我们将使用以下典型的重定向词来代替\keyword>:RelayState,ReturnUrl,RedirectUri,Return,Return_url,Redirect,Redirect_uri,Redirect_url,RedirectUrl,Forward,ForwardUrl,Forward_URL,SuccessUrl,Redir,Exit_url,Destination。这绝不是一个全面的关键词列表。你可以通过分析GET请求的参数部分中寻找URL的更一般查询的结果来找到更多。
For targeted searches, you can add “site:<domain_name>” to the end of your Google Queries. This can help you identify Open Redirect vulnerabilities on your own website.
对于有针对性的搜索,你可以在Google查询的结尾添加 “site:<domain_name>”。这可以帮助你找出自己网站上的Open Redirect漏洞。
Using this simple search technique you can find dozens of Open Redirect vulnerabilities within minutes. List of vulnerable websites includes banking websites, websites of international corporations, trusted companies, beloved projects and numerous websites of smaller organizations. As an additional bonus, each time Google’s web crawler comes across new website that has Open Redirect, we will get updated results through our queries.

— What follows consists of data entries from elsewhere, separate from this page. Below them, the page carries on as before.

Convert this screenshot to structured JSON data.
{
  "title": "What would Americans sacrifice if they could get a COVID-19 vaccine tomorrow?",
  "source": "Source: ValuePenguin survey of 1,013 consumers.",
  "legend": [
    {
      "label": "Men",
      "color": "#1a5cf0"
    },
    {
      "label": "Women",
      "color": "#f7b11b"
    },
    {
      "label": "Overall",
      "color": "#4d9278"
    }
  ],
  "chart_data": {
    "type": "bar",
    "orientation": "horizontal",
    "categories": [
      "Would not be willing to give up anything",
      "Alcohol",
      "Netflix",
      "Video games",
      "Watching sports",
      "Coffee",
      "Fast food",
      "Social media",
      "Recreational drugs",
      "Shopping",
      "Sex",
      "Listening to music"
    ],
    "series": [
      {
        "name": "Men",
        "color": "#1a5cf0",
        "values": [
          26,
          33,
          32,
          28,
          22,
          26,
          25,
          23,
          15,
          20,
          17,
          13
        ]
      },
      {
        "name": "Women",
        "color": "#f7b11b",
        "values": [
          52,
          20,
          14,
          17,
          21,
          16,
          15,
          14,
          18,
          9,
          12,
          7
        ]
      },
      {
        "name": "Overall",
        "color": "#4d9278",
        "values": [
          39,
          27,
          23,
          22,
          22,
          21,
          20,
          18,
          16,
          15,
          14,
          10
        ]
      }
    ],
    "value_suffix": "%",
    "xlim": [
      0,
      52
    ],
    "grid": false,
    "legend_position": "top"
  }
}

使用这种简单的搜索技术,你可以在几分钟内找到几十个Open Redirect漏洞。易受攻击的网站列表包括银行网站、国际公司网站、值得信赖的公司、心爱的项目和众多小型组织的网站。作为额外的奖励,每次Google的网络爬虫遇到有Open Redirect的新网站,我们都会通过查询得到更新的结果。
The best way to avoid Open Redirect vulnerability is to avoid redirecting based on parameter controlled by users or supplied through GET method. If redirecting is unavoidable,it can be dealt with by validating a redirect target and sanitizing it using whitelist of approved URLs.
避免Open Redirect漏洞的最好方法是避免基于用户控制的参数或通过GET方法提供的重定向。如果重定向是不可避免的,可以通过验证重定向目标,并使用批准的URL白名单对其进行消毒处理。